A Comissão Mista do Congresso criada para discutir a Medida Provisória que trata do Programa de Alimentação do Trabalhador (PAT) manteve a previsão de portabilidade na lei que alterou as regras do vale alimentação e refeição, contrariando a recomendação do governo, e remeteu responsabilidade sobre o tema ao Banco Central.

A comissão decidiu também ampliar o prazo para regulamentar a portabilidade, que é a possibilidade de os trabalhadores escolherem a bandeira do vale, independentemente do contrato feito pelo empregador, e incluir a vedação do dispositivo em caso de decisão em acordo ou negociação coletiva. O texto agora segue para o plenário do Senado e da Câmara.

As mudanças foram incluídas no texto da MP pelo relator, o senador Mecias de Jesus (Republicanos-RR). Originalmente, a MP só previa a ampliação do prazo para a regulamentação da lei, aprovada em 2022, de maio de 2023 para o mesmo mês do ano que vem.

A legislação atualizou as regras do PAT, permitindo a portabilidade, a interoperabilidade, que prevê que as maquininhas aceitem todos os cartões, e o fim do rebate, espécie de bônus que as empresas de tíquete davam às empregadoras para conseguir fechar o contrato. Mas não havia determinação de qual órgão regulamentaria as novas regras.

No parecer, o senador Mecias de Jesus estabelece que as transações de pagamento necessárias para o cumprimento da lei integram o âmbito de regulação do Sistema de Pagamentos Brasileiros (SPB). “A legislação é clara quanto à competência do BC para disciplinar arranjos de pagamentos. E, por consequência, teremos assegurada a participação do BC para a regulamentação”, disse o senador Mecias de Jesus (Republicanos-RR) na apresentação do relatório.

No início deste ano, o BC indicou que não tinha competência para tratar de benefícios ao aprimorar a regulação relativa ao auxílio alimentação em arranjos de pagamento. Com a mudança, o BC deixou claro que esses arranjos não faziam parte do SPB.

Na terça-feira, o Ministério do Trabalho recomendou “abandonar” neste momento o dispositivo, que permite que os trabalhadores escolham a bandeira do vale.

Segundo disse o auditor fiscal do trabalho da pasta, Marcelo Naegele, a regulamentação do dispositivo é complexa e a portabilidade poderia ficar para um momento futuro, se as demais mudanças não alcançassem o objetivo de baixar as taxas cobradas pelas empresas de tíquete. Segundo ele, só a abertura dos arranjos de pagamento e a interoperabilidade já poderiam gerar economia de R$ 7,5 bilhões em taxas, que giram em torno de 6% a 13%, de acordo com estudo da LCA Consultores.

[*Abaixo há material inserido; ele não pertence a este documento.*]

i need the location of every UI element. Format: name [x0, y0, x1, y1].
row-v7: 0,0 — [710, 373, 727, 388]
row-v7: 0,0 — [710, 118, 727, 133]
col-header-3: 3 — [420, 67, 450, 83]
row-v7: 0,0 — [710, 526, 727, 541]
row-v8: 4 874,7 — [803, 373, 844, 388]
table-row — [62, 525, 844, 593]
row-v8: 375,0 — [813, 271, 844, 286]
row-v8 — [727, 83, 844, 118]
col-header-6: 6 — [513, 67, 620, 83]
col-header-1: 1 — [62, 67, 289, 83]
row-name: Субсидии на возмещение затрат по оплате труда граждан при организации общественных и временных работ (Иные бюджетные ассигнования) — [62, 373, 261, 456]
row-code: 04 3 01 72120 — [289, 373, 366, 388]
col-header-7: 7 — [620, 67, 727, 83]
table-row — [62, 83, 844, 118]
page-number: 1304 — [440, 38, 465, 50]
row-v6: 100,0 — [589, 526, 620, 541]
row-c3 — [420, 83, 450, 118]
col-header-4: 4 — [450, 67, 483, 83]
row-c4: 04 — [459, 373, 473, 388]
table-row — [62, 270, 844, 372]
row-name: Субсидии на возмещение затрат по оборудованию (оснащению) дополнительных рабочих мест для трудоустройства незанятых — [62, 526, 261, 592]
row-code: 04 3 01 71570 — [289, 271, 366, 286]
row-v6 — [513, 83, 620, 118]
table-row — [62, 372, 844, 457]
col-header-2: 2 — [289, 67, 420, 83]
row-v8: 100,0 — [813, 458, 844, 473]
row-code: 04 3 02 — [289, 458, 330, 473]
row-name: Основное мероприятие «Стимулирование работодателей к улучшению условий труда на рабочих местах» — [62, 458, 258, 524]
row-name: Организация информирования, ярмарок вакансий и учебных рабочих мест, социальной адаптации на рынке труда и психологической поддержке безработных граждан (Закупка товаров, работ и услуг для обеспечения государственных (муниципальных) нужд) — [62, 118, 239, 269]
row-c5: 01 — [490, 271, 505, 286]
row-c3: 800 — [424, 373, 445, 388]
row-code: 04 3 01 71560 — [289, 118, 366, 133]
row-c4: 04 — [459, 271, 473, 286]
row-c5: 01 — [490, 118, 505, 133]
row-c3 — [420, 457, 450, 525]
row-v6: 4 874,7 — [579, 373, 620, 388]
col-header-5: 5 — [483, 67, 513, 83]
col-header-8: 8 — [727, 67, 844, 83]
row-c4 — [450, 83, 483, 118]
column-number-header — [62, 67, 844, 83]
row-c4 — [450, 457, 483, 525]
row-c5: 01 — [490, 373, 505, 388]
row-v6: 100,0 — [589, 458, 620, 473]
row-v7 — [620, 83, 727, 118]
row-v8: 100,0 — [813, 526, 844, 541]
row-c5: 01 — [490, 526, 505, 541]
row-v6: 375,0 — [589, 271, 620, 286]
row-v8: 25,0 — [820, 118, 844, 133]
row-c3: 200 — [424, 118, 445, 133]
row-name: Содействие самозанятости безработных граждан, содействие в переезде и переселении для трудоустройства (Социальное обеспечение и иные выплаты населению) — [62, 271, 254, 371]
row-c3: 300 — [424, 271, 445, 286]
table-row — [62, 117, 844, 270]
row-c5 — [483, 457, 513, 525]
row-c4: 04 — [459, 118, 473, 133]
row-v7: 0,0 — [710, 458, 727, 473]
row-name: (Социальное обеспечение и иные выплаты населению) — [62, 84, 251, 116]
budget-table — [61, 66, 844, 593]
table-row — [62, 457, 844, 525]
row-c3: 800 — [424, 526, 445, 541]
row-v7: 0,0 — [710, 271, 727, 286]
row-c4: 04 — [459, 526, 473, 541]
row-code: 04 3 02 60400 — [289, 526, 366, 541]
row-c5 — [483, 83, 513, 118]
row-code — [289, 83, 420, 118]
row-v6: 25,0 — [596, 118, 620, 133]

Apesar de manter a portabilidade na lei, o relator aumentou o prazo para regulamentação e também permitiu que a possibilidade seja vedada por acordos coletivos de trabalho. Se aprovado pelo Congresso, o prazo para regulamentação desse dispositivo passaria de 1º de maio do ano que vem para 31 de dezembro de 2024. “Dada a complexidade dos temas é de extrema relevância o adiamento da regulamentação”, disse o relator, acrescentando que vai permitir o aprofundamento técnico sobre o assunto.

Sobre as negociações coletivas, o texto do parecer diz que “ao considerarem a adequação setorial negociada, poderão vedar a portabilidade”. “Compreendemos que as negociações coletivas são propícias para o adequado balanceamento da medida.”

A Associação Brasileira das Empresas de Benefícios ao Trabalhador (ABBT) é contrária à portabilidade, com o argumento de que pode criar uma competição desleal no mercado e prejudicar empresas menores. Há receio no setor de que o mercado seja dominado por gigantes de tecnologia ou do mercado financeiro.

Da mesma forma, a associação que representa os bares e restaurantes, a Abrasel, defendia a vedação total da portabilidade porque criaria uma “guerra de cashbacks” que tenderia a onerar mais o setor. Já a Zetta, que representa empresas como Ifood e Caju que já têm cartões de benefícios – além de Nubank e Mercado Pago, por exemplo -, acredita que a portabilidade empodera o trabalhador e aumenta a competição no mercado, o que deve gerar redução de taxas.